Earlier, the committee heard that an estimated 397 000 valid land claims might be lodged when the Restitution of Land Rights Amendment Bill, which aims to extend the cut-off date for lodging a claim for restitution, is enacted.

Chief land claims commissioner Nomfundo Gobodo told MPs: “It may cost R129 billion to R179bn to settle these claims, if settled within a 15-year period.”

This is equivalent to between R8.6bn and R11.9bn a year.

The amendment bill, once it has been passed into law, will re-open the land claims process for a five-year period, to end on December 31, 2018. The first claims window closed in 1998.

Democratic Alliance MP Kevin Mileham wanted to know where the money would come from for the new claims.

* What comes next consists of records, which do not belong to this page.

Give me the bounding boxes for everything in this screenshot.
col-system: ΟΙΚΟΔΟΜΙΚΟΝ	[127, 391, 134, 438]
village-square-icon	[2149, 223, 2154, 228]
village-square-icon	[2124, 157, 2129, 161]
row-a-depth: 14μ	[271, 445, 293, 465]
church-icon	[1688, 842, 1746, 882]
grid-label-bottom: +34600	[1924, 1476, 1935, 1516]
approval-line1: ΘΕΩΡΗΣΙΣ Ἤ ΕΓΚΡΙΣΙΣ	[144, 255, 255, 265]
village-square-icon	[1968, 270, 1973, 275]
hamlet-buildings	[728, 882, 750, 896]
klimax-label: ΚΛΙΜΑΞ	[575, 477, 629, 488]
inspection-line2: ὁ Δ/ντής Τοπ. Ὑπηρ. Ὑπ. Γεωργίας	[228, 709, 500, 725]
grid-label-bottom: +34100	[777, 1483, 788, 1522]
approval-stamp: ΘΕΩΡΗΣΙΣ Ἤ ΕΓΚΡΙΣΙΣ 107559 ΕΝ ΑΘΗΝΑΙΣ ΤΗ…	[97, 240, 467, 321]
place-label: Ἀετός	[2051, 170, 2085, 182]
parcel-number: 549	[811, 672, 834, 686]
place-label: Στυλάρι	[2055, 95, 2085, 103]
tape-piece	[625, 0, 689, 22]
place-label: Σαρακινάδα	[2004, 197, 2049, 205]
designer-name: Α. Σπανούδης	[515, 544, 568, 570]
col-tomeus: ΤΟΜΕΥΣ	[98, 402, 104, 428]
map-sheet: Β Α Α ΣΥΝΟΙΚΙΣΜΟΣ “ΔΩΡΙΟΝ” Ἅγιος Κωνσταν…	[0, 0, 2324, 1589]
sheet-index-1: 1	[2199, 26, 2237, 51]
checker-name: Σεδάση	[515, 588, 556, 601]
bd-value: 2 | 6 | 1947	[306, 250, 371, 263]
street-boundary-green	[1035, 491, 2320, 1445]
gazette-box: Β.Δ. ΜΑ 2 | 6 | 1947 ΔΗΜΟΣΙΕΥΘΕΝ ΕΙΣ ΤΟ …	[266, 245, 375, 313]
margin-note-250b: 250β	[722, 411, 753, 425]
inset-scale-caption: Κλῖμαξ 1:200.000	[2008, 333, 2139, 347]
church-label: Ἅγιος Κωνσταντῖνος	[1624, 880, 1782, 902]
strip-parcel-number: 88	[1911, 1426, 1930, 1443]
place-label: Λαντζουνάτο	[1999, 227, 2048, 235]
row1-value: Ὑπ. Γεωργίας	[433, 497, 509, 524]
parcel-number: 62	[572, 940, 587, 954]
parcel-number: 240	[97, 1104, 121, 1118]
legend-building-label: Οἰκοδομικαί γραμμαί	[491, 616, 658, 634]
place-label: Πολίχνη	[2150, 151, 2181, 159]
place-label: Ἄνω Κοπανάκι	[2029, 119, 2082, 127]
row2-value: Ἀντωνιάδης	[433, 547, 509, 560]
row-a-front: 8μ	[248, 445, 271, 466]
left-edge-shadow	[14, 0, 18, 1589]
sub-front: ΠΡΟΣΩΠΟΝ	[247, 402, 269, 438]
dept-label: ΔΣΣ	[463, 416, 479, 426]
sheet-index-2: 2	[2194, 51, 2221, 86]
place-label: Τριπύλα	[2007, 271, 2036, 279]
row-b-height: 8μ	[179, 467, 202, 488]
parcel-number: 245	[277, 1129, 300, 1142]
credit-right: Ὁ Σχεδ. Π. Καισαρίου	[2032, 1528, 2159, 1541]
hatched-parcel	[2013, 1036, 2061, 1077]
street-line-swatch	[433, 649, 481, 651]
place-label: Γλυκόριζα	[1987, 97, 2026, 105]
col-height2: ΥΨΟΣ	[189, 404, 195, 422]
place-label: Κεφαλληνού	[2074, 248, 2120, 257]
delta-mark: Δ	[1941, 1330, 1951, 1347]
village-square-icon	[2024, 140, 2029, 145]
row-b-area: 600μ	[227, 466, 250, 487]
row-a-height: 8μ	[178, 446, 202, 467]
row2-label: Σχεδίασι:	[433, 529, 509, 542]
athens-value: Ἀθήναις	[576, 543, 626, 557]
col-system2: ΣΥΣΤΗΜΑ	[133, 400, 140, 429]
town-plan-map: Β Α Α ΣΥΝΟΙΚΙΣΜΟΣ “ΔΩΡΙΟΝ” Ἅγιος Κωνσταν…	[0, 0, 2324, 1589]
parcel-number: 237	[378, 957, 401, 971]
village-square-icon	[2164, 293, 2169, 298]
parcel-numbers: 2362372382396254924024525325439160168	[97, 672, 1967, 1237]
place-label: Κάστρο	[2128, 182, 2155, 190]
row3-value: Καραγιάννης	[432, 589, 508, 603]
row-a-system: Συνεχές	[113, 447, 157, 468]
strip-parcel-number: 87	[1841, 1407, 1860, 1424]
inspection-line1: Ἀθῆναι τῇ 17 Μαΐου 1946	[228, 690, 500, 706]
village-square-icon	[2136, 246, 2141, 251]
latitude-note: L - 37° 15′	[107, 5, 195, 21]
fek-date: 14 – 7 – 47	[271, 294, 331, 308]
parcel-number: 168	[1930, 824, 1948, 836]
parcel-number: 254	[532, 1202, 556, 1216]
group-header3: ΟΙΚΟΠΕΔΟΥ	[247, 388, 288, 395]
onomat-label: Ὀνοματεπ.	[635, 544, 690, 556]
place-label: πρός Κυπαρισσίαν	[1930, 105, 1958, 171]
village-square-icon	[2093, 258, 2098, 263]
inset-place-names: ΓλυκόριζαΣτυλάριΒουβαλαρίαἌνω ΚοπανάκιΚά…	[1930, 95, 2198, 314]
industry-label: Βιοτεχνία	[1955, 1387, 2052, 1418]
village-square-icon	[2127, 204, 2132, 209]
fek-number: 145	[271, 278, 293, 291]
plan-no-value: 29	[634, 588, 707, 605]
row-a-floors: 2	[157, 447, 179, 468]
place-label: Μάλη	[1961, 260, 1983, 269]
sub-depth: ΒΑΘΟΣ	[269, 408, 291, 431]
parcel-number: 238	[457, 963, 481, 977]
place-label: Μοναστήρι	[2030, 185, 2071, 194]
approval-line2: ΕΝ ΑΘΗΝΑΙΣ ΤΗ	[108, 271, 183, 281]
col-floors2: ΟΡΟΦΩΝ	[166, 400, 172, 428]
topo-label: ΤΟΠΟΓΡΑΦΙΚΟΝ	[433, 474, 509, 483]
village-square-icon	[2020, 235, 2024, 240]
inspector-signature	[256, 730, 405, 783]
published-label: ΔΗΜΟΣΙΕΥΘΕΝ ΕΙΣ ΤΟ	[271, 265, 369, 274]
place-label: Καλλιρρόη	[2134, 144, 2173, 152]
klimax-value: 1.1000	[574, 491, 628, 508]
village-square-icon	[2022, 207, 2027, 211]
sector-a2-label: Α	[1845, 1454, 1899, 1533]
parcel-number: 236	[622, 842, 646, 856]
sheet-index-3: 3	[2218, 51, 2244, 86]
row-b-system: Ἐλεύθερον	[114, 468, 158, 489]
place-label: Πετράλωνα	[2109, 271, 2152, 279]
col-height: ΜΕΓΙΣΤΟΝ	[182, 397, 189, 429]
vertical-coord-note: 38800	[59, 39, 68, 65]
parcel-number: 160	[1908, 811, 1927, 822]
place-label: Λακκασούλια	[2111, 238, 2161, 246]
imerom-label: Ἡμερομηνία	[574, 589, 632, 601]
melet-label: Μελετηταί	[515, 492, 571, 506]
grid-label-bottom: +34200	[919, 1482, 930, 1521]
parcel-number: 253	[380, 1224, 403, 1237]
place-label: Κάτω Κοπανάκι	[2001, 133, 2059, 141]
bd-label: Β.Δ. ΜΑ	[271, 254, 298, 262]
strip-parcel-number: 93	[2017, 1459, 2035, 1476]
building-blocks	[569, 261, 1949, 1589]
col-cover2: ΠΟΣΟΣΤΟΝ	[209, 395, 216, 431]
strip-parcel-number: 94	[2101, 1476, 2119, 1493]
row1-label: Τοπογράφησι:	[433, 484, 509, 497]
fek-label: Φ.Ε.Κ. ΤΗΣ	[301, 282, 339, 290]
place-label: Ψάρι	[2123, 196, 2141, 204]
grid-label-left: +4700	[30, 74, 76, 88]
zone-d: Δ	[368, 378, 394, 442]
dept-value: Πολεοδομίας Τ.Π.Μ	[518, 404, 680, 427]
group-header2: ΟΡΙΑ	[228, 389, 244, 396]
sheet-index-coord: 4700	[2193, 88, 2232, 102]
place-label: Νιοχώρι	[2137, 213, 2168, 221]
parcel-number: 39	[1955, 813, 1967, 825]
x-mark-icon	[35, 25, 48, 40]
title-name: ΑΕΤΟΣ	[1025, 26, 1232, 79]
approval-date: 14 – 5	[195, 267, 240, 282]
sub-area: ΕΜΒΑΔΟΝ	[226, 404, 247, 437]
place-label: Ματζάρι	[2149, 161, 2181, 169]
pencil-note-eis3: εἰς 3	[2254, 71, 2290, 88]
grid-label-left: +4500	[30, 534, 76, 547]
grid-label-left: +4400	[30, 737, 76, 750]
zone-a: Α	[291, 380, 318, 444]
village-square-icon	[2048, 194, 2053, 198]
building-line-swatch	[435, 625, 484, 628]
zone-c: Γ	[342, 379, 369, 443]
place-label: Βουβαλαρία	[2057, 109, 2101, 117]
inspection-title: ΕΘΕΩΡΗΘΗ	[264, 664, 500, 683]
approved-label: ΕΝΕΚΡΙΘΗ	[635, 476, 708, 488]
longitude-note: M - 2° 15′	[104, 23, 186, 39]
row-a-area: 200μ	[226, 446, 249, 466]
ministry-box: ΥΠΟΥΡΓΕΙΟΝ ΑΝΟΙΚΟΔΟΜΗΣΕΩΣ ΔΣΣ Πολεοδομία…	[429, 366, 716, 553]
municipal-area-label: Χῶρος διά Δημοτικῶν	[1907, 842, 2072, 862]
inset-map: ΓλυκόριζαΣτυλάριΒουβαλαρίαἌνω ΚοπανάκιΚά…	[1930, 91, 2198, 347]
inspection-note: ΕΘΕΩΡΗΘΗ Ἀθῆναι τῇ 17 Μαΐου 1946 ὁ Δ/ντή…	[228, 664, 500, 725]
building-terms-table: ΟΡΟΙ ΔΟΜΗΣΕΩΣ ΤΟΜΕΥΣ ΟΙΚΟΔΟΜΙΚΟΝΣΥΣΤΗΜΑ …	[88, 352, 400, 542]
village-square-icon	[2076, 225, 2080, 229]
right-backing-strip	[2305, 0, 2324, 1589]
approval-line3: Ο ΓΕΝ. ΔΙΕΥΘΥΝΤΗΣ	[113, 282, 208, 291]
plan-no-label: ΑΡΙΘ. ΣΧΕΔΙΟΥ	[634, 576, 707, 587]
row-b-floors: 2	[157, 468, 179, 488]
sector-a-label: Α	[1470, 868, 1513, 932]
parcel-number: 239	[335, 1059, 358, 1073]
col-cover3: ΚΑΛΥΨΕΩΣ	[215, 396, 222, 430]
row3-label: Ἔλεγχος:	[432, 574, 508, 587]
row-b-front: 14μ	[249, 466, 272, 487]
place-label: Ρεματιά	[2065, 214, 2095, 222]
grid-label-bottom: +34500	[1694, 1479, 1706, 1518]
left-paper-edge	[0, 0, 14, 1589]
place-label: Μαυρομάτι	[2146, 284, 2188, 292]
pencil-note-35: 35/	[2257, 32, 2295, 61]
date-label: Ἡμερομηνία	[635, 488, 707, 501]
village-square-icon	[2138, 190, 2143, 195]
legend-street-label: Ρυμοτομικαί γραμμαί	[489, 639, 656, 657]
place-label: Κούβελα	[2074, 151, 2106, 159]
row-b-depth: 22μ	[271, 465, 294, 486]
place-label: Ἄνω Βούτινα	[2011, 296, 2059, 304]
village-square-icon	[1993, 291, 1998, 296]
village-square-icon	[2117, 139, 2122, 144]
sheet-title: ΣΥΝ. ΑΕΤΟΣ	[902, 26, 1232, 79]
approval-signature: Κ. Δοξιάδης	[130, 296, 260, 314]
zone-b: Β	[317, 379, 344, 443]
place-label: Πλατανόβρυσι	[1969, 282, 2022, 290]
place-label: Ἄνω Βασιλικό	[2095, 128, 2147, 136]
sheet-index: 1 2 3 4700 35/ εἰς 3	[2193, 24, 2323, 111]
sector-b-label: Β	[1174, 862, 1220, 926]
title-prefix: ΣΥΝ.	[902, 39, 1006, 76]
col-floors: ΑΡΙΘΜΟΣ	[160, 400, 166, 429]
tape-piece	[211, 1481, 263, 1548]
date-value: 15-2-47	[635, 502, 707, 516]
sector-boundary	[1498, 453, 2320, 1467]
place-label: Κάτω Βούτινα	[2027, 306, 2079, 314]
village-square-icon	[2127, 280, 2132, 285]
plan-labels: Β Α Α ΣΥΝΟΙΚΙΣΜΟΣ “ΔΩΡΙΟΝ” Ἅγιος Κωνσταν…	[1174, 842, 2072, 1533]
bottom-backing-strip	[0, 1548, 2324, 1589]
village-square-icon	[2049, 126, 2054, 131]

“I'd like to hear... where we are going to find an additional between R8.6bn and R11.9bn per annum over the medium to long-term (15 years). Where are we going to find the money to settle land claims?”

His party colleague, Mpowele Swathe, raised similar concerns, and queried whether people's hopes were being raised ahead of the May 7 election.

Nkwinti denied the re-opening of land claims was an election promise.

“The re-opening of land claims is not an election promise. Land is at the heart of the national liberation struggle of our country.

“We are talking about a national grievance when we talk about land restoration to its own people. This is a national grievance... We are not playing games here. South Africans, until this question is settled fundamentally, your children will never be free.”

He called on MPs not to treat the matter lightly.

According to a document tabled by Gobodo at the briefing, in June last year there were 8733 outstanding land claims from the first (up to 1998) window period. Well over half of these are in Mpumalanga and KwaZulu-Natal.

Nkwinti said outstanding claims would be processed alongside new claims.

“We will simultaneously process the old and the new (claims). We will do that simultaneously. We won't wait until 2017, or to 2019, to process the new claims.

“We will do (them) simultaneously, but we will prioritise the 1998 claims for payment. We will pay any claim that is ready for payment, irrespective of when it was lodged,” he said.